01-10-2018

Uncertain options for IMO 2020 sulfur cap, but disruptions expected – analyst

While analysts expect disruptions in the coal export and import markets, solutions to the International Maritime Organization’s 2020 sulfur cap remain unclear, a Wood Mackenzie analyst said in a report.

Starting January 1, 2020, the current 3.5% sulfur cap will fall to 0.5% per IMO regulations.

“Coal companies relying on ocean transport should brace for increased voyage rates,” Anthony Knutson, Principal Analyst at WoodMac, said in the report.

“There will be high costs across the entire supply chain,” a Platts Analytics analyst concurred in an interview with S&P Global Thursday.

The price of diesel will go up, leading to higher cost for domestic coal freight and to overall higher costs in coal production, from mining equipment, to trucks as the global supply curve shifts to the right.

In addition, export and domestic margins would tighten, and US demand would be at risk most, the Platts analyst said.

Particularly, the long-haul supply routes such as Columbia to Asia and South Africa to Asia will be impacted more, the analyst added.

Additionally, the 2020 cap may lead to increased competition in the power sector.

“The idea is if HSFO needs to be gotten rid of, it might be burned in certain power markets,” the Platts analyst said, adding there are limited locations, including the Middle East, ASEAN, and Mexico, which can use high sulfur fuel oil (HSFO) for power generation.

‘WAIT AND WATCH’ APPROACH

Uncertainty surrounding compliance, in addition to competition between refining and marine investments, have prompted a “wait and watch” approach from both the sectors, the WoodMac report said.

“Refineries are slow and possibly reluctant to make major investments for the swing,” Knutson said. “Refineries have shown reluctance to invest the hundreds of millions to billions of dollars to increase production of low sulfur marine fuels.”

Bulker fuel costs are expected to rise even before 2020 and continue rising afterward until a balance is found between shipping company demand and refinery marine bunker fuel output.

The Wood Mackenzie analyst examined three options for lowering sulfur emissions, including emissions scrubbers systems, switch to low-sulfur fuels, and switch to alternative fuels.

SCRUBBERS

WoodMac predicted emissions scrubbers systems to be a “medium term solution,” although cost effectiveness would come into play in addition to the reduced cargo capacity, considering the added weight.

The shipping industry is still recovering from the economic downturn of 2016, and has limited credit to pay for fleet-wide projects, especially when scrubbers would likely become superfluous in long term due to increased production of lower-sulfur fuels.

However, WoodMac “asserts the installation of commercial scrubbers has the advantage of being less expensive and faster to put in place than a major refining upgrade, which is highly capital intensive and can take many years to implement.”

WoodMac estimated scrubber penetration at less than 1% in 2020, in addition to future ship builds being “constructed ‘scrubber ready’.”

By 2025, WoodMac expects “one in five 2013-2018 vintage bulkers will have a scrubber.”

HIGH TO LOW SULFUR FUEL

WoodMac said the switch from high-sulfur to low-sulfur fuel as a “short-to medium-term solution.”

Bulk carrier ships currently burn residual-based high sulfur fuel oils (HFSO) which have a sulfur content cap of 3.5% under regulations from the IMO.

Alternate fuel options include distillate fuels marine gasoil (MGO), which has a sulfur content of 0.1%, and an emerging fuel specification with a 0.5% sulfur content known as very low sulfur fuel oil (VLSFO).

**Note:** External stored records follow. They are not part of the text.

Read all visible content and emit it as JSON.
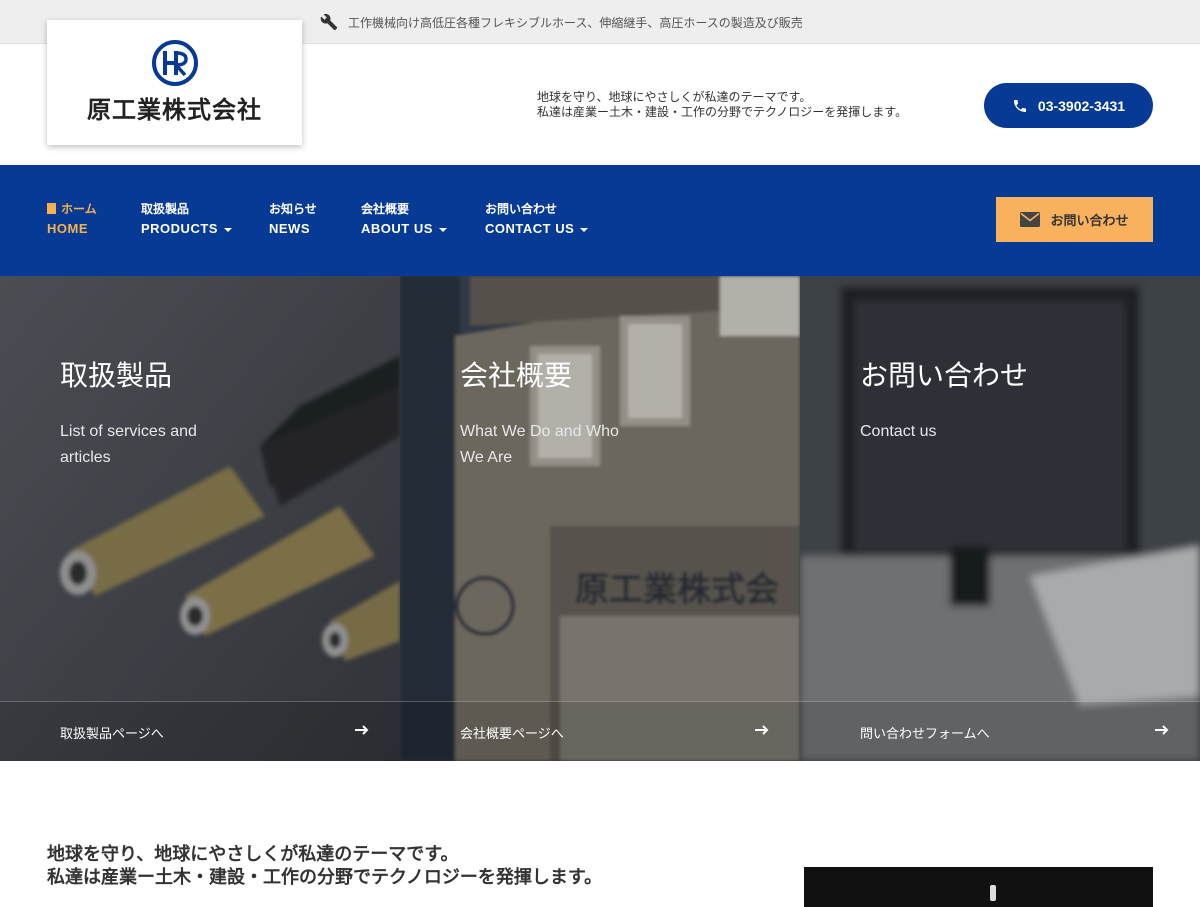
{
  "topbar": {
    "text": "工作機械向け高低圧各種フレキシブルホース、伸縮継手、高圧ホースの製造及び販売",
    "icon": "wrench-icon"
  },
  "header": {
    "logo_name": "原工業株式会社",
    "tagline_1": "地球を守り、地球にやさしくが私達のテーマです。",
    "tagline_2": "私達は産業ー土木・建設・工作の分野でテクノロジーを発揮します。",
    "phone": "03-3902-3431"
  },
  "nav": {
    "items": [
      {
        "jp": "ホーム",
        "en": "HOME",
        "active": true
      },
      {
        "jp": "取扱製品",
        "en": "PRODUCTS",
        "dropdown": true
      },
      {
        "jp": "お知らせ",
        "en": "NEWS"
      },
      {
        "jp": "会社概要",
        "en": "ABOUT US",
        "dropdown": true
      },
      {
        "jp": "お問い合わせ",
        "en": "CONTACT US",
        "dropdown": true
      }
    ],
    "contact_button": "お問い合わせ"
  },
  "panels": [
    {
      "title": "取扱製品",
      "subtitle": "List of services and articles",
      "link": "取扱製品ページへ"
    },
    {
      "title": "会社概要",
      "subtitle": "What We Do and Who We Are",
      "link": "会社概要ページへ"
    },
    {
      "title": "お問い合わせ",
      "subtitle": "Contact us",
      "link": "問い合わせフォームへ"
    }
  ],
  "intro": {
    "line_1": "地球を守り、地球にやさしくが私達のテーマです。",
    "line_2": "私達は産業ー土木・建設・工作の分野でテクノロジーを発揮します。"
  },
  "colors": {
    "brand_blue": "#063a95",
    "accent_orange": "#f8b25e",
    "active_nav": "#f5b24f"
  }
}
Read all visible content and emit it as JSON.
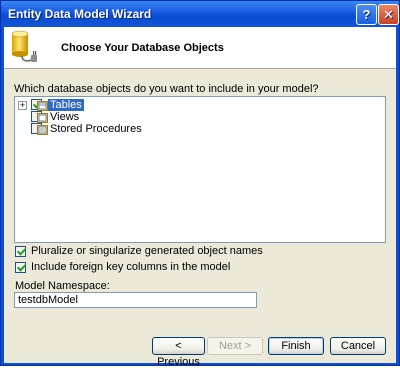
{
  "window": {
    "title": "Entity Data Model Wizard"
  },
  "titlebar": {
    "help_glyph": "?",
    "close_glyph": "✕"
  },
  "header": {
    "title": "Choose Your Database Objects"
  },
  "prompt": "Which database objects do you want to include in your model?",
  "tree": {
    "expander_glyph": "+",
    "items": [
      {
        "label": "Tables",
        "checked": true,
        "selected": true,
        "expandable": true
      },
      {
        "label": "Views",
        "checked": false,
        "selected": false,
        "expandable": false
      },
      {
        "label": "Stored Procedures",
        "checked": false,
        "selected": false,
        "expandable": false
      }
    ]
  },
  "options": [
    {
      "label": "Pluralize or singularize generated object names",
      "checked": true
    },
    {
      "label": "Include foreign key columns in the model",
      "checked": true
    }
  ],
  "namespace": {
    "label": "Model Namespace:",
    "value": "testdbModel"
  },
  "buttons": {
    "previous": "< Previous",
    "next": "Next >",
    "finish": "Finish",
    "cancel": "Cancel"
  },
  "colors": {
    "title_bar": "#0b4ccf",
    "dialog_bg": "#ece9d8",
    "selection": "#316ac5"
  }
}
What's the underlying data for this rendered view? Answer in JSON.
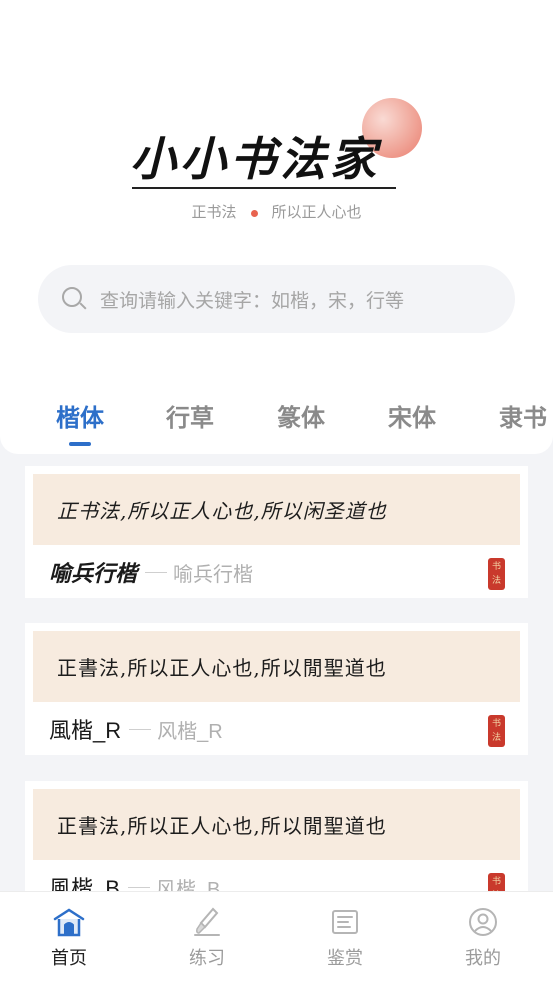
{
  "app": {
    "title": "小小书法家",
    "slogan_left": "正书法",
    "slogan_right": "所以正人心也"
  },
  "search": {
    "placeholder": "查询请输入关键字：如楷，宋，行等"
  },
  "tabs": [
    {
      "label": "楷体",
      "active": true
    },
    {
      "label": "行草",
      "active": false
    },
    {
      "label": "篆体",
      "active": false
    },
    {
      "label": "宋体",
      "active": false
    },
    {
      "label": "隶书",
      "active": false
    }
  ],
  "cards": [
    {
      "sample": "正书法,所以正人心也,所以闲圣道也",
      "name": "喻兵行楷",
      "alias": "喻兵行楷",
      "seal": "书法"
    },
    {
      "sample": "正書法,所以正人心也,所以閒聖道也",
      "name": "風楷_R",
      "alias": "风楷_R",
      "seal": "书法"
    },
    {
      "sample": "正書法,所以正人心也,所以閒聖道也",
      "name": "風楷_B",
      "alias": "风楷_B",
      "seal": "书法"
    }
  ],
  "nav": [
    {
      "label": "首页",
      "icon": "home-temple-icon",
      "active": true
    },
    {
      "label": "练习",
      "icon": "brush-practice-icon",
      "active": false
    },
    {
      "label": "鉴赏",
      "icon": "scroll-appreciate-icon",
      "active": false
    },
    {
      "label": "我的",
      "icon": "user-profile-icon",
      "active": false
    }
  ],
  "colors": {
    "accent": "#2d6fc9",
    "sample_bg": "#f7ebdf",
    "seal": "#c9392c",
    "slogan_dot": "#e8634f"
  }
}
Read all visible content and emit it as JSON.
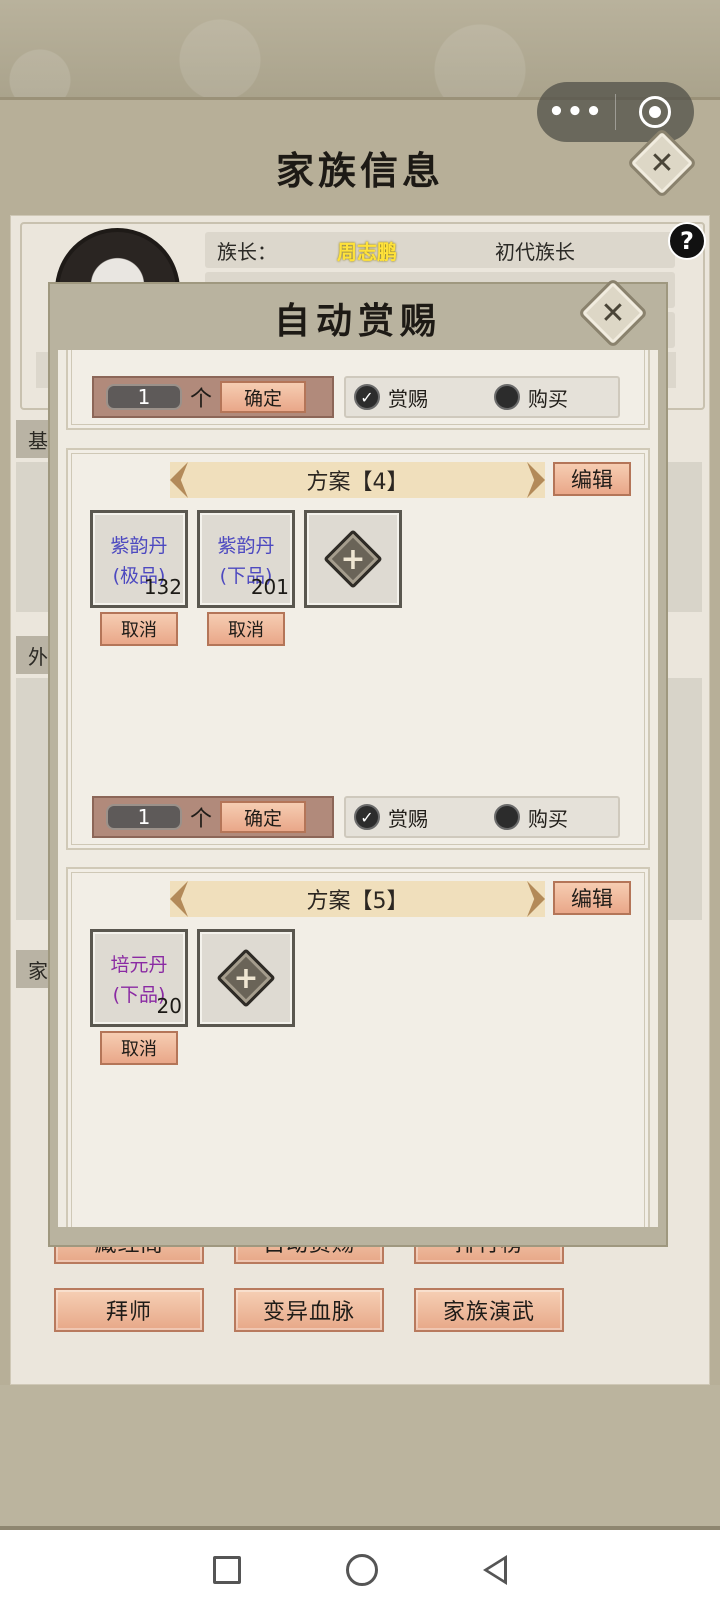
{
  "page": {
    "title": "家族信息"
  },
  "leader": {
    "label": "族长：",
    "name": "周志鹏",
    "rank": "初代族长"
  },
  "side_tags": [
    "基",
    "外",
    "家"
  ],
  "bottom_buttons": [
    "藏经阁",
    "自动赏赐",
    "排行榜",
    "拜师",
    "变异血脉",
    "家族演武"
  ],
  "modal": {
    "title": "自动赏赐",
    "top_card": {
      "qty": "1",
      "unit": "个",
      "confirm": "确定",
      "reward": "赏赐",
      "buy": "购买"
    },
    "plans": [
      {
        "header": "方案【4】",
        "edit": "编辑",
        "items": [
          {
            "name": "紫韵丹",
            "grade": "(极品)",
            "count": "132",
            "cancel": "取消"
          },
          {
            "name": "紫韵丹",
            "grade": "(下品)",
            "count": "201",
            "cancel": "取消"
          }
        ],
        "qty": "1",
        "unit": "个",
        "confirm": "确定",
        "reward": "赏赐",
        "buy": "购买"
      },
      {
        "header": "方案【5】",
        "edit": "编辑",
        "items": [
          {
            "name": "培元丹",
            "grade": "(下品)",
            "count": "20",
            "cancel": "取消"
          }
        ]
      }
    ]
  },
  "colors": {
    "leader_name": "#ffe23a",
    "item_blue": "#4d49c0",
    "item_purple": "#8a2aa3",
    "button_peach": "#e9a789"
  },
  "icons": {
    "more": "more-icon",
    "target": "target-icon",
    "close": "close-icon",
    "help": "help-icon",
    "add": "add-icon",
    "check": "check-icon",
    "nav_square": "recent-apps-icon",
    "nav_circle": "home-icon",
    "nav_back": "back-icon"
  }
}
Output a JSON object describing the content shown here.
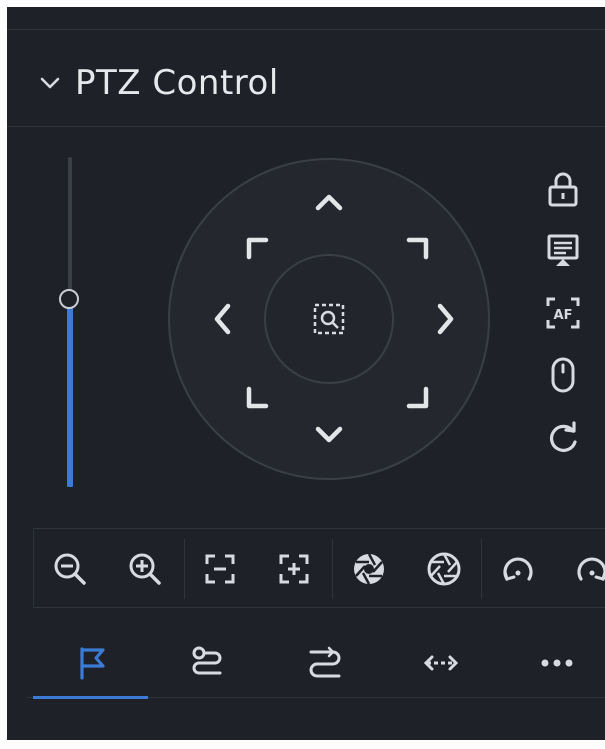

Depending on the compliant fuel type, WoodMac estimates a 20%-40% jump, on a US$/mt basis, on coal route voyage rates for coal shippers.

ALTERNATE FUELS

The last option, switching to alternative fuels such as liquefied natural gas, is seen as a “long-term solution” by WoodMac.

Although LNG is low-sulfur with clean burning properties, WoodMac listed underdeveloped global infrastructure, slow global investment, and inefficient fuel transfer technology as problematic.

WoodMac sees “limited but growing LNG ship penetration” from 2020 to 2025.

IMO originally released the coming sulfur cap October 27, 2016, and the organization came to the definitive January 1, 2020, start date this year.